Skyspook was sure it wasn’t a coincidence. He urged me to send a message. So I did, pointing out that she was from my old haunt, and perhaps we knew each other as it’s a small world in general, particularly where I’m from, and even more so on the kink/poly scenes. I was about 95% sure who she was, but there was a 5% chance I didn’t, and besides, I didn’t want to freak the poor girl out.
She replied that she did know me, that we were even friends before things had gone all to hell with my ex-husband. At that point, deeply triggered by angry emails questioning the decision to divorce him, I’d taken a lot of people, the vast majority of those I knew in Maine, off social media, Facebook, what have you. The divorce was hard enough, having to justify it to people who were shocked by the discord they didn’t know existed between the two of us – well, that was hellish.
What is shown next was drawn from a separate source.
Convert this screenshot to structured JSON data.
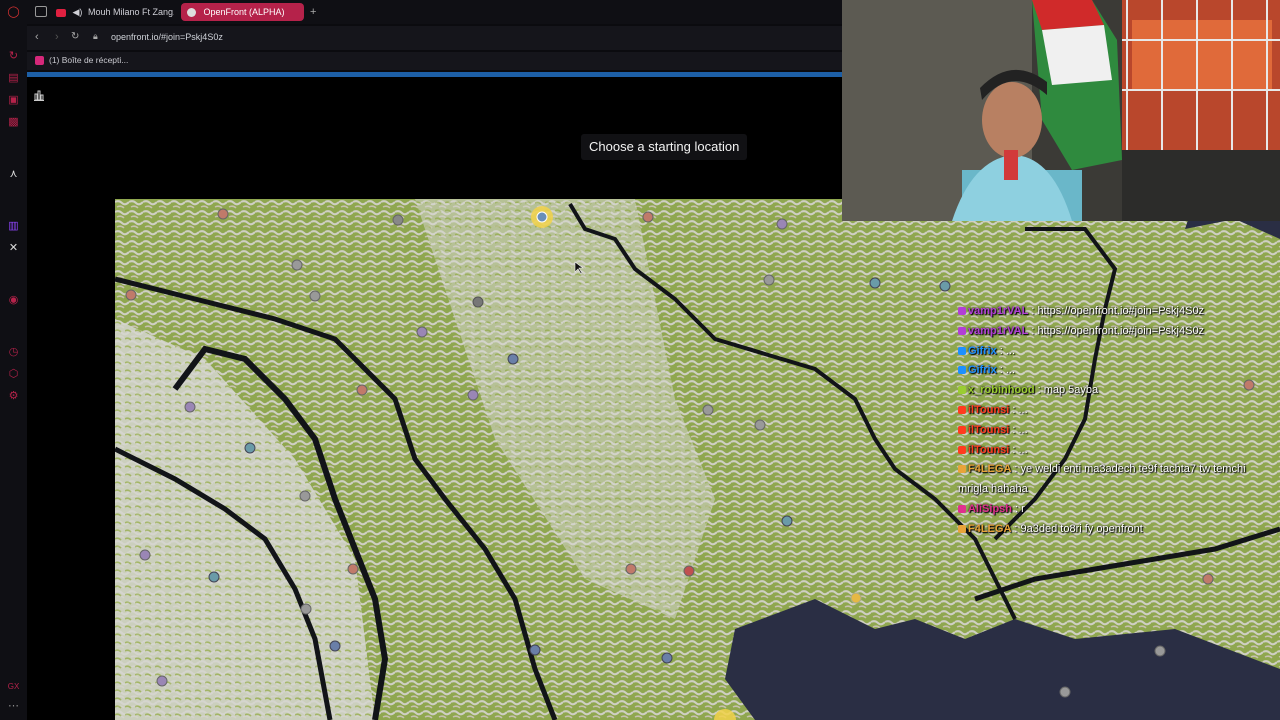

I did what I had to at the time to stay sane.
I sent back what I thought was a friendly email, explaining this to her, letting her know that I always liked her.
And there was no reply.
Now, to be absolutely fair, she could not be online, be preparing a longer response, or any other of a number of scenarios. But my gut tells me that she doesn’t want to talk to me – which makes perfect sense when I stop and think about it. A lot of people were hurt by what I did, severing those ties.
I find myself more and more questioning what I did then, the wisdom of that decision, one that was FAR easier in the short term but I sincerely hope does not haunt me in the longer term.